К вечеру дебильное выражение, а с ним, внезапно, и прыщи ушли с Машкиного лица, снова сменившись пустотой. Пустота тоже была страшна, но хоть не так отталкивающа. А третий день начался с нового необычного явления. Дарья решила взбить дочери подушку, вытащила ее из-под головы и обнаружила, что Машка по-прежнему держит голову на весу. Она мягко надавила девочке на плечи, и та опустилась было на матрас, но через несколько секунд снова поднялась в исходное положение.
«Синдром воздушной подушки» - так это вскоре оценили медики – распространённый кататонический симптом. Круги Ада после этого завертелись в бешеном ритме. Наступил период быстро сменяемых каталептических ступоров и возбуждений. Машка то застывала в диких позах с раскоряченными руками, то вдруг начинала активную и совершенно бессмысленную жестикуляцию, сдобренную безумной мимикой. Жутко было наблюдать ее беготню по палате, на то, как ее рот злобно щерится стиснутыми зубами, а глаза, в противовес ему, лучатся весельем. Медики склонялись к наркотической этимологии заболевания, но анализы крови и мочи не подтвердили их опасений. Тогда-то трудную пациентку начали готовить к транспортировке в Красноярск.
- Вы же понимаете, - несколько виновато объяснял местный эскулап, - Надо бы сделать МСКТ и пункцию взять, а у нас просто нет таких возможностей. Мы организуем вам спецборт и обеспечим медика в сопровождение.
Дарья его прекрасно понимала и ничуть не винила. Пара участковых врачей, травматолог, стоматолог и хирург – вот и весь персонал, призванный вылечить сезонный грипп, заштопать, вправить, зашить, вырезать острый аппендикс, удалить кариозный зуб, а в сложных случаях – всего лишь выдать направление в Краевые больницы. Люд в поселке здоровый, работящий, большего и не требуется. Даже ежегодные профосмотры старатели проходили в Красноярске.
В последний вечер снова заявилась полиция – следователь и его помощник с небольшим чемоданчиком. Следователь хмуро покосился на пускающую слюни Машку, в немом изумлении разглядывающую что-то недоступное другим, понял, что смысла обращаться к ребенку нет, и нехотя сообщил Дарье, что нашелся хозяин сапог, майки и трусов.
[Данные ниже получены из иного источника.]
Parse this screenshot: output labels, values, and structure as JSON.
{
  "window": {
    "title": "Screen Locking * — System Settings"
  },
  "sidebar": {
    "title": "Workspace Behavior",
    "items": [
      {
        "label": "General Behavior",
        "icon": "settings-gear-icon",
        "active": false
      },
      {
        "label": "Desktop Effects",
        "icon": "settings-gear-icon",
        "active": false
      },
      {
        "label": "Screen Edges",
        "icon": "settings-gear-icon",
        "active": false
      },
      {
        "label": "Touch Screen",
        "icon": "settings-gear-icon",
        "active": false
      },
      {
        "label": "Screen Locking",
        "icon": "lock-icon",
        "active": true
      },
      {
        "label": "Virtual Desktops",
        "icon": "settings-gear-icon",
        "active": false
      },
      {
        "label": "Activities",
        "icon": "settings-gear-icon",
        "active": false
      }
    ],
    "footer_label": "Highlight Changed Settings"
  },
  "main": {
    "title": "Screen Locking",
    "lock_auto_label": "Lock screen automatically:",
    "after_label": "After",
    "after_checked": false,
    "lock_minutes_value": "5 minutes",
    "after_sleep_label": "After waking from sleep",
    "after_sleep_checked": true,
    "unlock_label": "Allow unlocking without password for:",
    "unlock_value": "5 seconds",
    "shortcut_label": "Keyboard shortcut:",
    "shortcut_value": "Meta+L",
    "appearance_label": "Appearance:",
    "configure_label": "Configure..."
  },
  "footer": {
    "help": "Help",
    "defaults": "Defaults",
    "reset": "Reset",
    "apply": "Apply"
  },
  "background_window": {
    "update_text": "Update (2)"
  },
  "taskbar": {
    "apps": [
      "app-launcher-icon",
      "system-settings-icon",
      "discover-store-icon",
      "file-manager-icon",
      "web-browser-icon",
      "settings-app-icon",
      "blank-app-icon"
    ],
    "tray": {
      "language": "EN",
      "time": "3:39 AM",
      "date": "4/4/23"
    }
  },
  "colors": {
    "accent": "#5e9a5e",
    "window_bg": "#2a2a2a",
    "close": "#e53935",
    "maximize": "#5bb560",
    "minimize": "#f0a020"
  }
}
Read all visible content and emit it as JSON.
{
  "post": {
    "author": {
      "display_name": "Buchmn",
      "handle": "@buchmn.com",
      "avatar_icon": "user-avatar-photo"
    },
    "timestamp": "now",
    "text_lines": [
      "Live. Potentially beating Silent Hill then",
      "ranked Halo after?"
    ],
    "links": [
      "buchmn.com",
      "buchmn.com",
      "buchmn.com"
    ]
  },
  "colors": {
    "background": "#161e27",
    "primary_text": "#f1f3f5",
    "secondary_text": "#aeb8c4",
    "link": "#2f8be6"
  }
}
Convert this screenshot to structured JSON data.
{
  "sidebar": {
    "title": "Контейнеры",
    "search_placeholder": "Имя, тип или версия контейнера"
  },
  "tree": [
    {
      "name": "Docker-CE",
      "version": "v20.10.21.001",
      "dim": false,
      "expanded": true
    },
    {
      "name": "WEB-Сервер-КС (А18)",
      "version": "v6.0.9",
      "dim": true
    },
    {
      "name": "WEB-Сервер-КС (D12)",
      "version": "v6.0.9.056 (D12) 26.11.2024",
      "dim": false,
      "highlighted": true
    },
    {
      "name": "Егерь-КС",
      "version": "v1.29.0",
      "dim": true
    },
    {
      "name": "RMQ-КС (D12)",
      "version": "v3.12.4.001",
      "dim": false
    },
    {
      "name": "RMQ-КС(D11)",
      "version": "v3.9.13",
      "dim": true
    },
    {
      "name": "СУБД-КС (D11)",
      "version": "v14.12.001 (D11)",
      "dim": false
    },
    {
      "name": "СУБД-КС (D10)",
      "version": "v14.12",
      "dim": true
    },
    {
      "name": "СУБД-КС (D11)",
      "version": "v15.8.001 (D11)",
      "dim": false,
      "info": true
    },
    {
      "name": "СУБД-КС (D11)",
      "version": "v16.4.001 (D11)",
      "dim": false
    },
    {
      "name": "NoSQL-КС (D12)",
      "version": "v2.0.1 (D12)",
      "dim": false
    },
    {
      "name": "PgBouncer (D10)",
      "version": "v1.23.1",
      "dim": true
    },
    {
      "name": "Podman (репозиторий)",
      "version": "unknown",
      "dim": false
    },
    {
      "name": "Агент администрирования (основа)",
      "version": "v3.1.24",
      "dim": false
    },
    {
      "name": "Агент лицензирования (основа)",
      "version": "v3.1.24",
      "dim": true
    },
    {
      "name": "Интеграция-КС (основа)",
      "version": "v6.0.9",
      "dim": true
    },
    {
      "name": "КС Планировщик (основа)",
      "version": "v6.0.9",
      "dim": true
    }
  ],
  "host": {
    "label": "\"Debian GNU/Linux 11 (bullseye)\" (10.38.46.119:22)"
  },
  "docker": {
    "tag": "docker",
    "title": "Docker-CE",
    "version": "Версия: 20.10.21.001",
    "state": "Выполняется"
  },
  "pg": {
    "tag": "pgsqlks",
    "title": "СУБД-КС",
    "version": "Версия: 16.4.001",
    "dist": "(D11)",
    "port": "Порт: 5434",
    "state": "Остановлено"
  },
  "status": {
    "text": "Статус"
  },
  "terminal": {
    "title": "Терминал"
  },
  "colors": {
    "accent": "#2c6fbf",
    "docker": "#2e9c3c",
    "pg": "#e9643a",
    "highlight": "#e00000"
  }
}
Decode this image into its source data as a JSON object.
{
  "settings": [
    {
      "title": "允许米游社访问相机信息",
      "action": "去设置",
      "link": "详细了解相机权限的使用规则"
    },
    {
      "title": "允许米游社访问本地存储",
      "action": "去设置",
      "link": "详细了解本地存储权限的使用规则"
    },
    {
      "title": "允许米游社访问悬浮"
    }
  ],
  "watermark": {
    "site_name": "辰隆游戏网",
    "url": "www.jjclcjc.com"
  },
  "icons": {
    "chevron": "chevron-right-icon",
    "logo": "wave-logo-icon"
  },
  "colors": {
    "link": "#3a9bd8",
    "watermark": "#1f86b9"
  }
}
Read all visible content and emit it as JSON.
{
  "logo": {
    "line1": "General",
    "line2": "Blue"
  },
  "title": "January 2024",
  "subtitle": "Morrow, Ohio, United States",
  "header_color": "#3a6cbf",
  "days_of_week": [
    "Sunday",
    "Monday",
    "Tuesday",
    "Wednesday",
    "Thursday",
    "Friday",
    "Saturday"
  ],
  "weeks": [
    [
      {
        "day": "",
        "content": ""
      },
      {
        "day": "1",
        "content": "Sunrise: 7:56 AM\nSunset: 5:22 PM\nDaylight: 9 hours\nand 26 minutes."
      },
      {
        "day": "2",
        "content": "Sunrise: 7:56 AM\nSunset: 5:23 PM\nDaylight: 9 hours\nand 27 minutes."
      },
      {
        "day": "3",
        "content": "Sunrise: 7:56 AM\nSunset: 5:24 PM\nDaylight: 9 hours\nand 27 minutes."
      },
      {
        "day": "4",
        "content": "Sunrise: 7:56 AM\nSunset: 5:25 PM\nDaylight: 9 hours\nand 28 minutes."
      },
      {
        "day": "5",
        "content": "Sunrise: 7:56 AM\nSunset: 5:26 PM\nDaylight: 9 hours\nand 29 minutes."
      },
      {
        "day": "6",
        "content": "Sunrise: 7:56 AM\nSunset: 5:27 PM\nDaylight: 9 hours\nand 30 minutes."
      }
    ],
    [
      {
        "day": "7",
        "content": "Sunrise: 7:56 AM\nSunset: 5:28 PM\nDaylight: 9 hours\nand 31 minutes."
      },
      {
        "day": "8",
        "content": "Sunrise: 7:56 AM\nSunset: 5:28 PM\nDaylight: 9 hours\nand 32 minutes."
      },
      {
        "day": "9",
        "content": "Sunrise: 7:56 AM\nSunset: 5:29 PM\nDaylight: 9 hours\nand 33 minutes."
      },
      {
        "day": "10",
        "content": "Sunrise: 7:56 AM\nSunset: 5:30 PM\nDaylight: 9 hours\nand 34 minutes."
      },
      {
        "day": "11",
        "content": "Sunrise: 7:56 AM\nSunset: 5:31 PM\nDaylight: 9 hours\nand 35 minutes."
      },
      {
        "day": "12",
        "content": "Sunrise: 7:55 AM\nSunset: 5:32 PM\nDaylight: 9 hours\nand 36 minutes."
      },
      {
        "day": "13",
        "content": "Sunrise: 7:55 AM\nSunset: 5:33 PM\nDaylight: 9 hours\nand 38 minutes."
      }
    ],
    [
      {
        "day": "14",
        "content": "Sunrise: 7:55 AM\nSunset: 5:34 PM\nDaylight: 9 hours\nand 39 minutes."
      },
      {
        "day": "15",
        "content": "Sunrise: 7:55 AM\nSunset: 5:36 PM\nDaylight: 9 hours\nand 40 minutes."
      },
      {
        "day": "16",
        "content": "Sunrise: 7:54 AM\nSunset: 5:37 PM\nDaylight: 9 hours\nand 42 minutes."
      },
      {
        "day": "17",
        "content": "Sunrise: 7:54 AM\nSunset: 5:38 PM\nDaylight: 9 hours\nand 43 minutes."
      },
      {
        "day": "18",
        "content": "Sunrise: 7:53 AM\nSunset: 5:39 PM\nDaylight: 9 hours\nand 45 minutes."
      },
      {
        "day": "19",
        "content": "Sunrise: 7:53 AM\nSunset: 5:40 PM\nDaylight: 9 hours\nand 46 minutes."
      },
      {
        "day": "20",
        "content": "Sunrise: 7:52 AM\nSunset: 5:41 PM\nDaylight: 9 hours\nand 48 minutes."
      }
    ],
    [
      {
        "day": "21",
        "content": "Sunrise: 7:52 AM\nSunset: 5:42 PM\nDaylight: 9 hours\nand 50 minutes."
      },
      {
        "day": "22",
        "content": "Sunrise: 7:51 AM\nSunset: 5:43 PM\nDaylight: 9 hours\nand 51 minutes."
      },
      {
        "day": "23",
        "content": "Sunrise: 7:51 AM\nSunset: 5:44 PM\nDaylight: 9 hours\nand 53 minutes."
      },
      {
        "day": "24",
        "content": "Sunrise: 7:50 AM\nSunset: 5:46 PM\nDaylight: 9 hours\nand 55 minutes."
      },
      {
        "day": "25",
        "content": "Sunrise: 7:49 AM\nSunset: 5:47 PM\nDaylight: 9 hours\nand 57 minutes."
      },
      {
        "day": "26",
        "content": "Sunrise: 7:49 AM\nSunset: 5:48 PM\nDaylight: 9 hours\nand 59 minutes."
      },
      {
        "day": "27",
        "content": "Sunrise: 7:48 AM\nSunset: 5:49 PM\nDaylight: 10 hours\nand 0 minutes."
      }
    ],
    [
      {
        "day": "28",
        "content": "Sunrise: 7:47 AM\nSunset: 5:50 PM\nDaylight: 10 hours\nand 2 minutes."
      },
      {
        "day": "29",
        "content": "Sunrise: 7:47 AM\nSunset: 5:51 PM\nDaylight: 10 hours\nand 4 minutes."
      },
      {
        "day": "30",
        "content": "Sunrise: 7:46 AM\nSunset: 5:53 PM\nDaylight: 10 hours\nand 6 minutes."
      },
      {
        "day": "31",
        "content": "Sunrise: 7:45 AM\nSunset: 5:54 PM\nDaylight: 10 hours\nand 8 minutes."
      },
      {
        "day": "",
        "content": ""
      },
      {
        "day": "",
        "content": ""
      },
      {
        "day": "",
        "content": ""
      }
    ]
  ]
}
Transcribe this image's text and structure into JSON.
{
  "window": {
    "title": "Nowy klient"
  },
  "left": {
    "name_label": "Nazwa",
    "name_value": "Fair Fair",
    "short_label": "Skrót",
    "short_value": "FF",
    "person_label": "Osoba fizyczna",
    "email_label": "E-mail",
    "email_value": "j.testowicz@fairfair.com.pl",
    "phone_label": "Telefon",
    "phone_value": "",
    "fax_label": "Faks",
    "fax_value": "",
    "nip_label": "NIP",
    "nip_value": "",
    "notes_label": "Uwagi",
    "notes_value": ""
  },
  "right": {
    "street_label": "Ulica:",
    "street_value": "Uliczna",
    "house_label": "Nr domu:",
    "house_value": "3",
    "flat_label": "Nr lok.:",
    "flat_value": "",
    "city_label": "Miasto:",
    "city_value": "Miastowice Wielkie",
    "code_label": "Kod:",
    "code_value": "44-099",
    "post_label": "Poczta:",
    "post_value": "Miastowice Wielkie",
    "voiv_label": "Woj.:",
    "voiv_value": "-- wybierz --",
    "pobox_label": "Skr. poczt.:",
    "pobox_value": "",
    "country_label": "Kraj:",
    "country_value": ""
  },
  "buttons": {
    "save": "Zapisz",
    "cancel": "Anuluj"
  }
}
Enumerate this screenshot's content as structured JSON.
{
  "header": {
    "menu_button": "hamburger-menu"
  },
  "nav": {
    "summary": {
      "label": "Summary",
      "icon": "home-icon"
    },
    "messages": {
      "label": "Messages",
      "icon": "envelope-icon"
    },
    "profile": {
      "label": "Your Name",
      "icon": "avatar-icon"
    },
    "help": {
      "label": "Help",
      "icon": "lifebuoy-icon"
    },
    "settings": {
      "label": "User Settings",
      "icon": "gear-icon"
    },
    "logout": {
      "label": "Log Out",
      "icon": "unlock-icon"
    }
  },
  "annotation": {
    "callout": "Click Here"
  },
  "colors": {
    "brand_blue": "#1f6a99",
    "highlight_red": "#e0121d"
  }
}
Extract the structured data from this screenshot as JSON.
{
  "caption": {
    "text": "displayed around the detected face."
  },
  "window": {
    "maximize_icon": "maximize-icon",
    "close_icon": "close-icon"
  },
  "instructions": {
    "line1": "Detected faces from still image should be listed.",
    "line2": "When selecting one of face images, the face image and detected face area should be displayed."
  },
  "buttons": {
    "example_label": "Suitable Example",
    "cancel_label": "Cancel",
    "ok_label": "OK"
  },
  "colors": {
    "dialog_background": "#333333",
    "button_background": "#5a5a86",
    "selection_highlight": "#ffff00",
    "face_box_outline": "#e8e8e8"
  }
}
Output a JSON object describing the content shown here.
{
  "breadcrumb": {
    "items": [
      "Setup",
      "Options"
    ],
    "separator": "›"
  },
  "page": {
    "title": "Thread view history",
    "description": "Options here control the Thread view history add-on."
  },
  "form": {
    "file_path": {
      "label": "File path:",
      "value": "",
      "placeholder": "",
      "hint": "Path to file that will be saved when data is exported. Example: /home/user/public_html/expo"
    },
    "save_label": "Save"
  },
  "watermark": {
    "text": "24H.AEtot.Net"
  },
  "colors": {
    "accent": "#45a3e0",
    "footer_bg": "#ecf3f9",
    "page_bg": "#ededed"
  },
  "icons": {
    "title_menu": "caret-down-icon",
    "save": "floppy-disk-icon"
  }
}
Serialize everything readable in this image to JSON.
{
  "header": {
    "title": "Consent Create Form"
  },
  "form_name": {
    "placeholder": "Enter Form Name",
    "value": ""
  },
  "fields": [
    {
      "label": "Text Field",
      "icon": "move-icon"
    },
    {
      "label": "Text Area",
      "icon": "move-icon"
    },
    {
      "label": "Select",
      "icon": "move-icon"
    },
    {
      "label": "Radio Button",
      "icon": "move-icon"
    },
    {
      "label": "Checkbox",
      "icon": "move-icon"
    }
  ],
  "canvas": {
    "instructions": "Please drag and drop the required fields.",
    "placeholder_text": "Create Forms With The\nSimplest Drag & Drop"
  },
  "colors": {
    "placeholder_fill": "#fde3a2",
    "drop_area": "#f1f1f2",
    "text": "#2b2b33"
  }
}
Вернее, не нашелся, а, наоборот…пропал. Оказывается, вечером накануне Машкиного появления, исчез еще один ребенок, мальчик. Родители были в длительном отъезде, и он оставался с бабушкой, которая отпустила внука погулять и в силу преклонного возраста хватилась только утром, когда пришла будить его в школу.
- Улучшений нет? – спросил он, кивнув на Машку, - Нам бы очень пригодились сейчас ее показания, ведь ясно, что они с этим мальчиком пересекались.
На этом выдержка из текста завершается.